"蔚来杯"2022牛客暑期多校训练营6 A(放缩?,构造),M(博弈dp)
"蔚来杯"2022牛客暑期多校训练营6 A(放缩?,构造),M(博弈dp)
A
题意
给一个长 \(n\) 的数组 \(a\) ,构造长度为 \(m\) 环形序列 \(c\) 使得每 \(a_i\) 个数字至少出现一次 \(i\) 。
数据保证 \(\sum_{i=1}^{n} \frac{1}{a_i} \le \frac{1}{2}\) 。
思路
暂且不管 \(\sum_{i=1}^{n} \frac{1}{a_i} \le \frac{1}{2}\) 这个奇怪的约束,我们考虑何时一定有解。
如果设 \(m\) 是 \(c\) 的长度,任意一个数字出现的次数是 \(\lceil \frac{m}{a_i} \rceil\) 。于是有 \(\sum_{i=1}^{n} \lceil \frac{1}{a_i} \rceil \le 1\)。和约束形式一致,所以它其实是保证有解的。

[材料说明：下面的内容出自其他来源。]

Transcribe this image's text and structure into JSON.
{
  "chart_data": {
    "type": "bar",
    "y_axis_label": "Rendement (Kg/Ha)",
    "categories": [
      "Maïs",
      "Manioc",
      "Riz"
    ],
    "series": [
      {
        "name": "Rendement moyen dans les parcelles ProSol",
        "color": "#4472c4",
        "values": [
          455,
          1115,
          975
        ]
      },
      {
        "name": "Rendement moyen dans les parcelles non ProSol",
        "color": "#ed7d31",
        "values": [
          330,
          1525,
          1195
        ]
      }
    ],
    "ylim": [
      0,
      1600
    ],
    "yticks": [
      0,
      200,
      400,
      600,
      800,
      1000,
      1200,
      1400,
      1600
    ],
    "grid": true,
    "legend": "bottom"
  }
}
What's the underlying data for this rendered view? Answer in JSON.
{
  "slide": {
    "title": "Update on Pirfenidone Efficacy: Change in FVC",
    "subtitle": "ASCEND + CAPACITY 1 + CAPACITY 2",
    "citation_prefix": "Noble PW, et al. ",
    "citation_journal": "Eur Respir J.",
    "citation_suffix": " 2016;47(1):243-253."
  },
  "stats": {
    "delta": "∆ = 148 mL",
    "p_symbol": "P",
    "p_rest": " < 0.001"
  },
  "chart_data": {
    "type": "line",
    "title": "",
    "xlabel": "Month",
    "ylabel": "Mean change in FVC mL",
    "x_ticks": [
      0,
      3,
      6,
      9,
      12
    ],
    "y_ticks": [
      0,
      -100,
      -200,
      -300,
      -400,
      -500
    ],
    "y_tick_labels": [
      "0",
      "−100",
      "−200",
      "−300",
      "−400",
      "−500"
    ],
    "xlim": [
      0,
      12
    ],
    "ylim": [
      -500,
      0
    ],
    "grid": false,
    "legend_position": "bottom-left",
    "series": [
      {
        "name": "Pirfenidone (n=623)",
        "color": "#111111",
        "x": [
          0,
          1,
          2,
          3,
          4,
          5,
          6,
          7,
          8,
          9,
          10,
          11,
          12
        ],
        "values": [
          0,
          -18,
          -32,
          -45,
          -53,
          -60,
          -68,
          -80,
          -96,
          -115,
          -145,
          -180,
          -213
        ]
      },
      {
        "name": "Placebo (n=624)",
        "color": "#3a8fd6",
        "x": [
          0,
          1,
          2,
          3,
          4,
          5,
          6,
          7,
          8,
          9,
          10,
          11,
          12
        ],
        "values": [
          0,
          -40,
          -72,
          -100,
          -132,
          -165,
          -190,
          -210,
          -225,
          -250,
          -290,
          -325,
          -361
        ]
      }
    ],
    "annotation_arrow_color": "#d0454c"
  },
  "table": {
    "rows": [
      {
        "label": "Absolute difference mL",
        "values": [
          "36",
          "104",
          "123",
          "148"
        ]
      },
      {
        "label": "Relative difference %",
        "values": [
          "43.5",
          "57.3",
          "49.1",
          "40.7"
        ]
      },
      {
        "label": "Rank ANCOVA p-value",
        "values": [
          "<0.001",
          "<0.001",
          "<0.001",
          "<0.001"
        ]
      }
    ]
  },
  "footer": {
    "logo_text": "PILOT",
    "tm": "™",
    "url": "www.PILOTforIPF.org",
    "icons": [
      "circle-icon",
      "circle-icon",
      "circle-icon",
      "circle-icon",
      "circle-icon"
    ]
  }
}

另外有一种感性的想法,\(a_i\) 可以认为是步长或者周期,于是 \(\frac{1}{a_i}\) 就是出现频率。那么只要所有数的出现频率不超过 \(1\) 就可以了,也就是 \(\sum_{i=1}^{n} \lceil \frac{1}{a_i} \rceil \le 1\)
另一方面,因为 \(\sum_{i=1}^{n} \lceil \frac{1}{a_i} \rceil \le \frac{1}{2} \le 1\) 。说明我们可以一定程度上缩小 \(a_i\) 。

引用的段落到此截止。